President Trump has had a lot to say about England, and it looks like the Queen has taken notice.
According to a report from The Telegraph, the Royal Commonwealth Society is planning to open an office in the United States soon, with hopes that they could one day woo the U.S. into joining as an “associate member,” and reports indicate that Queen Elizabeth II may be the driving force behind the move.
Established in 1949, the Royal Commonwealth Society is a group of states that had previously been a part of the British Empire. The group describes itself as:
“...an association of governments and peoples, built around shared language, institutions, challenges, aspirations and values. Unlike most other international associations, the Commonwealth works on a consensus model and membership is voluntary, predicated primarily on a country’s commitment to upholding shared values and principles, including the protection and promotion of human rights, democracy and the rule of law.”
Although he wouldn't explicitly say that he was working on orders from the Queen, the director of the Royal Commonwealth Society explained the Queen's role, saying:
“The Queen is our patron and I see her from time to time, and she makes it clear to me that the Commonwealth is a priority to her.”
President Trump hasn't been shy about expressing his fondness for England, and he vocalized his desire to expand ties with them during his January meeting with Prime Minister Theresa May, saying:
“Great days lie ahead for our two peoples and our two countries.”
Prime Minister May echoed the president's sentiments and discussed the strong historical bond between the two nations. She said:
“And, as you say, the invitation is an indication of the strength and importance of the special relationship that exists between our two countries, a relationship based on the bonds of history, of family, kinship and common interests.”
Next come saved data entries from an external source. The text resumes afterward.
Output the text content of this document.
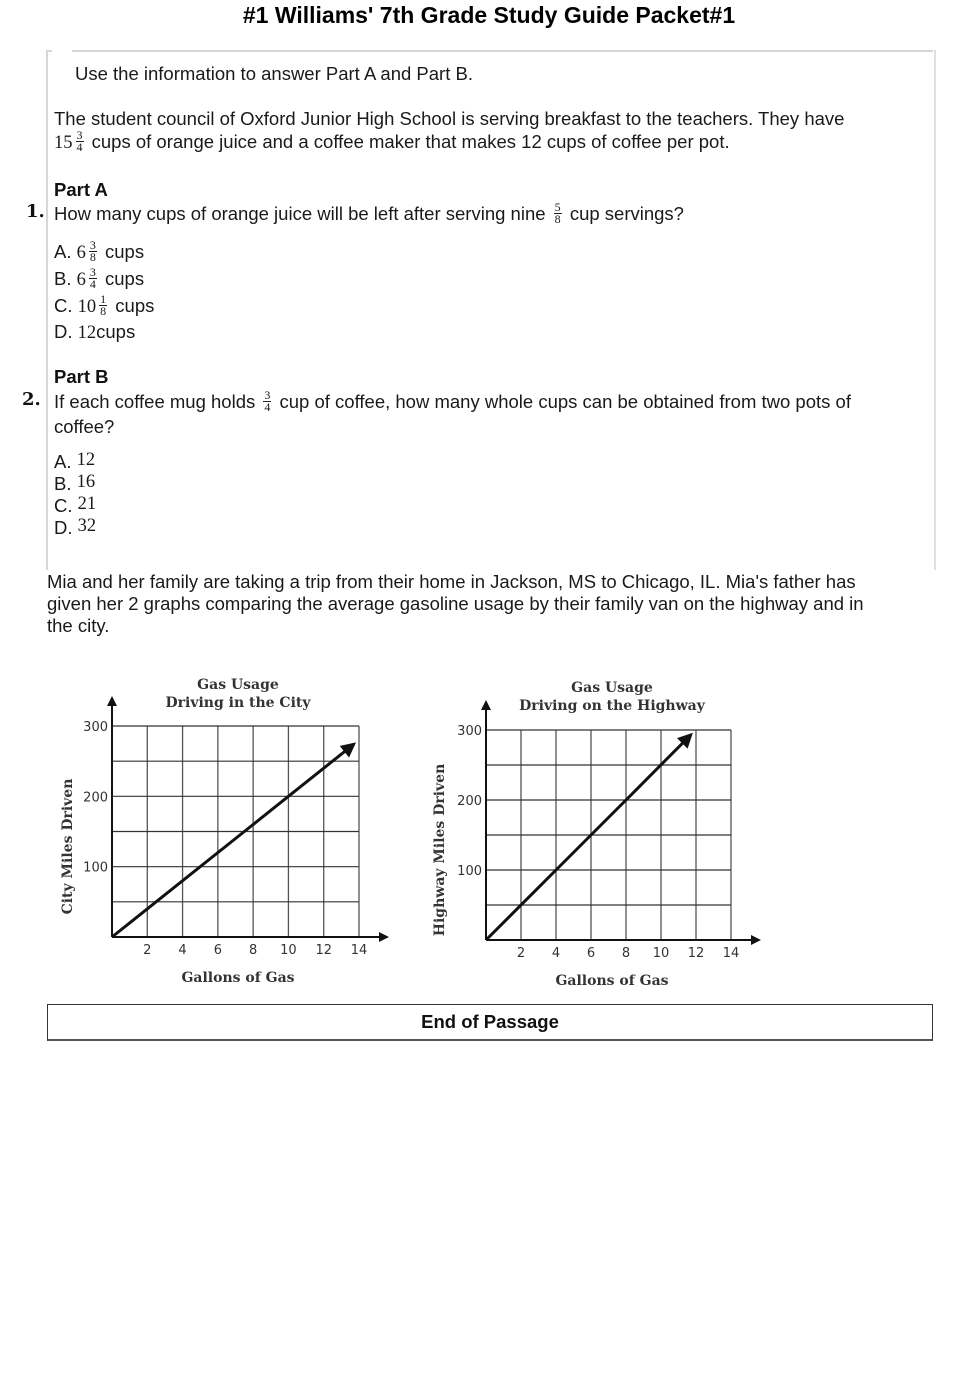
#1 Williams' 7th Grade Study Guide Packet#1
Use the information to answer Part A and Part B.
The student council of Oxford Junior High School is serving breakfast to the teachers. They have
$15 \frac{3}{4}$ cups of orange juice and a coffee maker that makes 12 cups of coffee per pot.
Part A
1. How many cups of orange juice will be left after serving nine $\frac{5}{8}$ cup servings?
A. $6 \frac{3}{8}$ cups
B. $6 \frac{3}{4}$ cups
C. $10 \frac{1}{8}$ cups
D. 12cups
Part B
2. If each coffee mug holds $\frac{3}{4}$ cup of coffee, how many whole cups can be obtained from two pots of
coffee?
A. 12
B. 16
C. 21
D. 32
Mia and her family are taking a trip from their home in Jackson, MS to Chicago, IL. Mia's father has
given her 2 graphs comparing the average gasoline usage by their family van on the highway and in
the city.
2 4 6 8 10 12 14
100
200
300
Gas Usage
Driving in the City
Gallons of Gas
City Miles Driven
2 4 6 8 10 12 14
100
200
300
Gas Usage
Driving on the Highway
Gallons of Gas
Highway Miles Driven
End of Passage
In addition to strengthening ties with England, joining the Commonwealth would certainly open many doors for President Trump in the international arena. As a loosely formed intergovernmental organization made up largely of former territories of Great Britain, the Commonwealth provides many opportunities for cooperation between its member states without binding them to obligations for one another.
With the criticism President Trump has levied towards NATO, a less formal alliance where the United States could pick and choose which members it works with would seem like a perfect fit. Of course, the Commonwealth couldn't replace NATO, but it would be a beneficial relationship to supplement existing relationships with foreign countries with virtually no drawbacks.
The Telegraph also reports that Nigel Farage, the driving force behind the “Brexit” movement, is playing a key role in inviting the United States to join the Commonwealth. Farage has been close with President Trump recently, and reportedly talked up the idea with senior aides to the president.
In the wake of their decision to leave the European Union, England may look to strengthen ties outside of Europe. It looks like the Commonwealth may be instrumental in those efforts.